In his defense of Schuster, Carpenter points out that (paraphasing) "nothing about Carl Schuster's work evoked greater skepticism than his approach" which "excluded no relevant category of traditional culture," nor "data from diverse cultures, periods and continents". While their book, Patterns That Connect, does extend the Y-post motif to patterns on clothing, to "rebirth" gaming boards and ancient labyrinths, nowhere does Schuster's vast collections include obviously related (and I suppose, even less defensible) "everyday" Y-post motifs such as the Maypole, crucifix, wineglass or our cowboy boots atop posts.
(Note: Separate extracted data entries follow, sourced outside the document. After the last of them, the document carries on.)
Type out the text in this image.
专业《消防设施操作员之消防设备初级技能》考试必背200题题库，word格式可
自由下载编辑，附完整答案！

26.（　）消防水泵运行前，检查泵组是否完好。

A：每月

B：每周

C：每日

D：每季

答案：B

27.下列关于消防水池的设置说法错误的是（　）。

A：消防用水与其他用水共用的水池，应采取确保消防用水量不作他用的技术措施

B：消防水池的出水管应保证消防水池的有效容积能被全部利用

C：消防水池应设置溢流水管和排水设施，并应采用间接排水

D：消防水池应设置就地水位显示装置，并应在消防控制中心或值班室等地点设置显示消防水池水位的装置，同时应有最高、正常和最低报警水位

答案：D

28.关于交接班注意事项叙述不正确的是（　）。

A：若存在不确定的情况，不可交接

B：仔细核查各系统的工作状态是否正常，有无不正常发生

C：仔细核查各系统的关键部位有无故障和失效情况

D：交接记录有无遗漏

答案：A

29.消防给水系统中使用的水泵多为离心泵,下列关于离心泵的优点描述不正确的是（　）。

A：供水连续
Perhaps the larger 3500 page version "deposited in academic libraries" includes the populist mundane - we will see on our next visit to academialand.

06 November 2006

Who is Asher'ah? Part Three: The Weavings



From Book of 2 Kings 23.7, NRSV, 3rd Ed., 2001 "[King Josiah] broke down the houses of the temple prostitues that were in the House of the Lord, where the women did weaving for Asherah." From the Jewish Publication Society's TANAKH, 1999, a transliteration of the Hebrew masoretic text "where the women wove coverings [Hb. batim] for Asherah." Raphael Patai, 1990, page 299 comments "The Septuagint [the early Hebrew Scripture translation to Greek, 300-100BC] [uses the Greek word]'stolas', that is, 'garments' for batim which may be based on an original badim, ie, 'linens'. The expression badim '(a person) clothed in linens' appears as a standing epithet for a mystical figure in Ezekiel 9 and Daniel 12." -from The Hebrew Goddess, isbn 0814322719

Recall that the general Deuteronomist's usage of an "Asherah" is a "sacred wooden post or pole", not the Goddess. Then the reference to women weaving linens within the precincts of Solomon's Temple for the sacred pole. Sounds a bit like Betsy Ross to me. So, is today's cover illustration of the American edition of "Newsweek", the weekly news magazine, a modern iteration of an ancient ritual? - the symbolic fabric wrapped around the symbolic pole - the ersatz female wrapped around the ersatz male - the image is too perfect. Keep it in mind for future blogs here. Please re-read the two earlier blogs - "Who is Asher'ah?" Part One in June 06 and Part Two in July 06. Newsweek cover illustration credit: photographer,Craig Cutler, 2006.

American voters, please do so tomorrow - for the world's sake.